Coaching and teaching is a refinement process. Nobody gets it right on the first try. If they do, then make them do Fran and see if they still get it right. We must get people moving. Then we can get them moving better. Running with bad form is obviously bad and potentially injurious, but one’s running form won’t improve without a lot of running; with both good and bad form.

Make someone run 400m, look at their form, give them something to improve on the next 400m. Look and see if they were able to assimilate the new information. Then either repeat or  give them a new thing to work on. Over the course of many 400m runs, you hope to improve their form. But keep in mind that you had them run a lot of 400m runs with bad form until it got better. The same is true of strength training. You are going to see a lot of bad reps before you start seeing good reps. But remember you can’t get to the good reps without going through all the bad reps first. Constantly seek to refine your athletes technique and form, but make them do a ton of reps to get there.

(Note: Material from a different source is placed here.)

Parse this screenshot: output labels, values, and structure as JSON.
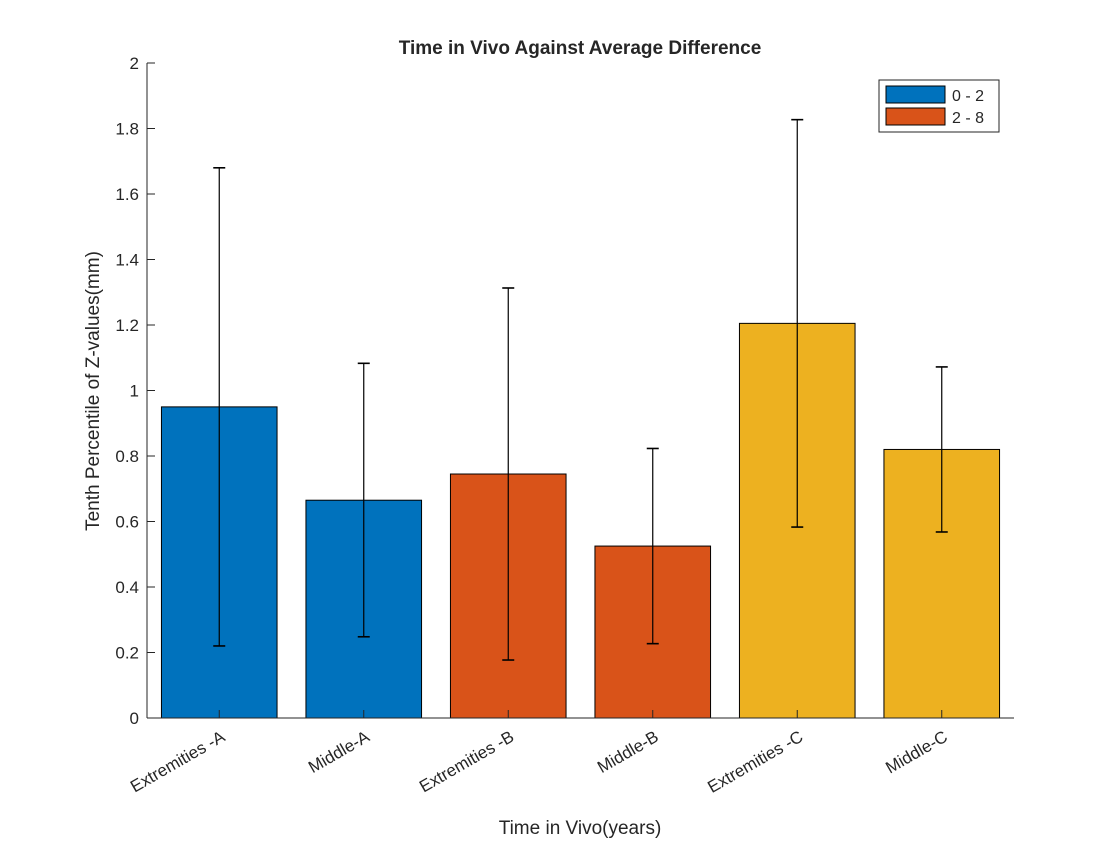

Hit the big stuff first. Refinement is a process of going from raw material down to it’s essential elements. When teaching try to hit the big points first. Details come over time. Don’t sweat the details. Hit the big points and get the athlete’s to see the big picture. If you see something that needs addressing that is more subtle, then discuss it. But make sure you hit the big points. For example, when teaching the deadlift, make sure backs are arched. If you get that much accomplished, then grip, stance, bar path and other things are easy to address. But make sure everyone understands arched back first.